Poetry: What Happens Happens in the Body

You are not a windchime. You feel this
when it’s ten below and the window
falls out of the storm door and though
there is another door behind that one—

because this is the way with storm doors:
they protect—soon enough you have to
replace the strip of framing, you have to
admit you threw out when it fell out

in July as if it were never important.
It was. It was always coming for you,
this or that bit of significant plastic
dislodged by one predictable destructive

action.
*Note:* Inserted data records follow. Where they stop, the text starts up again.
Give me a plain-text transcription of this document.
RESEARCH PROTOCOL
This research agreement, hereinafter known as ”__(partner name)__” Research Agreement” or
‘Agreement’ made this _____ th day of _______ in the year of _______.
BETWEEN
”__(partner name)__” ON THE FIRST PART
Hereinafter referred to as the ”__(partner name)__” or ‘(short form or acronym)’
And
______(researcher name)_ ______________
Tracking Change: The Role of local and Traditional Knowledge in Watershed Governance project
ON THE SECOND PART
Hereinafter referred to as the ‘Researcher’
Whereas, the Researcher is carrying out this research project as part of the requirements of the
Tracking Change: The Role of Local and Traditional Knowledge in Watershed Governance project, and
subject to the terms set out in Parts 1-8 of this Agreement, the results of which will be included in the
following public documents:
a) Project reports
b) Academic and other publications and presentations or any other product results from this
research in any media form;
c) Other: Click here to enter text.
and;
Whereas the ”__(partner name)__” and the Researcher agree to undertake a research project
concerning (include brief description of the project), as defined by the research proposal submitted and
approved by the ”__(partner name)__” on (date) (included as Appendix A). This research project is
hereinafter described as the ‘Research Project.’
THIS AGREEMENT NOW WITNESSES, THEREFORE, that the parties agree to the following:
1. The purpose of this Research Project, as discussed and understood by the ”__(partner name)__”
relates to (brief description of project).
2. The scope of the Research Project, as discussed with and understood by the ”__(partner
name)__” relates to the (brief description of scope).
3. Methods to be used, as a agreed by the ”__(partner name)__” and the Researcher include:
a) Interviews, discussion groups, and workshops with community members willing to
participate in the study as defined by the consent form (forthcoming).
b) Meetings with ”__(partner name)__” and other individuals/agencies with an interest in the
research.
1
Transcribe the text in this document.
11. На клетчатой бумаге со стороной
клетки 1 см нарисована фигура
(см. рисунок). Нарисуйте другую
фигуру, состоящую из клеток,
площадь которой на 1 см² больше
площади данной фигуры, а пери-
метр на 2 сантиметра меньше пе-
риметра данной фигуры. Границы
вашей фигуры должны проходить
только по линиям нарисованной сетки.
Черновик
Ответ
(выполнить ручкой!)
Cue sharp ice forming on a super-
efficient furnace exhaust: it’s exactly what
they kept saying about the sublime: how
it happens in the body and it hurts.

-Sarah Barber, Word Riot

Poetry: Whale

In every way they come to us, we weigh them in pieces.
At dinner by the shore my sister and I pretend

to pretend we are friends
not shamed by growing up. The whales

are swimming in the cove, and all year
this has been happening—they die and wash ashore

like secrets the kids jab with pointed sticks.
First a great balloon, swelling with each day’s heat,

a smell the wind doesn’t wash away—
weeks in, the skin frays as cooling wax breaks

from a slate. My sister and I are in a cage made of ribs
that we built for each other, we are

in childhood’s oiled tent. Sometimes in our minds
we balance on the whale, feel with our toes

the grooves, the loosing of cells, the melting
inside as the methane grows. The mass of it

even scientists can’t determine.
On the whale we are little again—

she snaps a toy we shared, and I press my palm
over her nose, seal off its edges

and count to five. For five seconds
on the television, biologists weigh bricks

of animal, calculate the weight
of blood lost in the death. Always

I have carried that moment, the power
of releasing my hand, of knowing I could choose my memory.

Eventually the whale becomes
what the mind is: a body threatening to burst.